New Year’s Motion Resolution

My New Year’s resolution for 2013: Make Better Motion.  It’s always been part of my makeup when doing motion control projects.  Come up with the most cost effective, highest performing and, whenever possible, most innovative solution possible.  Not innovation for it’s own sake, but innovation that adds value to the customer’s business.  Reduce scrap parts cost, increase throughput, eliminate set up and tear down costs.  These features add value to the manufacturing process.

Motion Control (capital M capital C) is about the work statement.  The proposed system must produce so many parts in a determined period of time and with defined accuracy.  These kinds of statements are well understood, but only scratch the surface of the real needs of the system under consideration.  To do better motion requires more insight.

Where does that insight come from?  The work statement can be more specific to the mechanical work being done, such as; lift 550 pounds one foot in one second.  Also known as the definition of the unit of work, the horsepower.  This aspect of the load definition focuses on the purely mechanical aspect of the load requirement.  Mechanical loads are also defined by the RPM, starting and stopping conditions and the environment in which the load must operate.

Environmental constraints, even relatively simple things like -40 degree Farenheit ambient, tend to push the limits of bearings and lubrication systems and will cause a lot of failures if not properly anticipated.  Washdown requirements in the food industry have resulted in a wave of new products with stainless steel surfaces and some with particular attention to smooth exterior surface that will not accumulate contaminants.  Oil and Gas requirements for no open arcing contacts and explosion proof equipment are all examples of the extremes that the motion control industry must address on a regular basis.

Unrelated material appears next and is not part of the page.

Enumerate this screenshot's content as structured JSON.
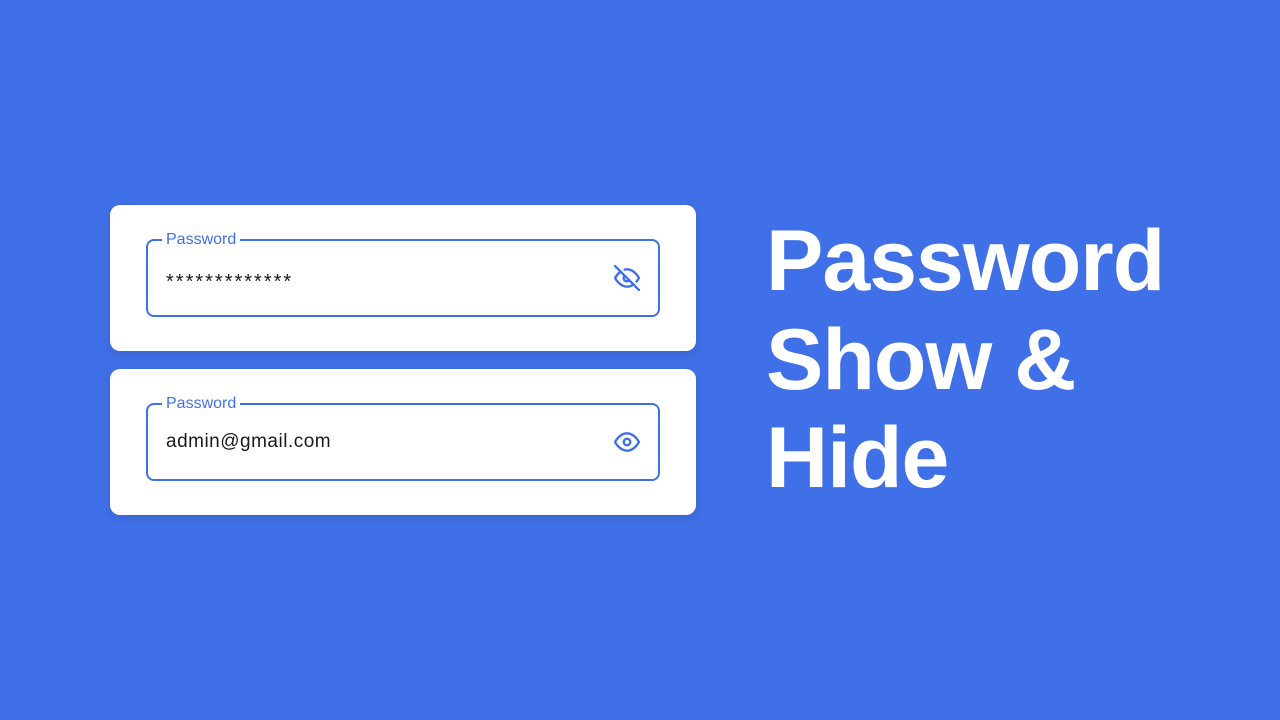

Cost is one of the most important aspects of motion control systems.  Since the system is made up of a number of components, there are all the individual component selection criteria and costs to consider.  There are also a complex array of tradeoffs as well.  The motor and drive electronics are considered as a package, the control system requirement is it’s own element, and the mechanism connecting to the load is the last.  Is there a return on investment for using a closed loop control system and a second, or axis-and-a-half, encoder?

Often there is important information in understanding the business situation.  Is the company engaged in the design of machinery for in-plant use or looking to buy an off-the-shelf solution?  I have found that custom engineered solutions generally have better ROI than taking an existing piece of machinery and force fitting it to perform a specific task.  Does the company have electrical panel fabrication capability, or even if they do, is there enough bandwidth to support the requirement.  Delivering a custom panel built to specification may be a greater value when the company cannot add the labor for a unique requirement that only comes up once in a while.

How we best implement the solution is somewhat more art than science.  There are definitely engineering elements to it, but coming through the investigative process and finding unique attributes to enhance performance is a process.  All focused on doing better motion.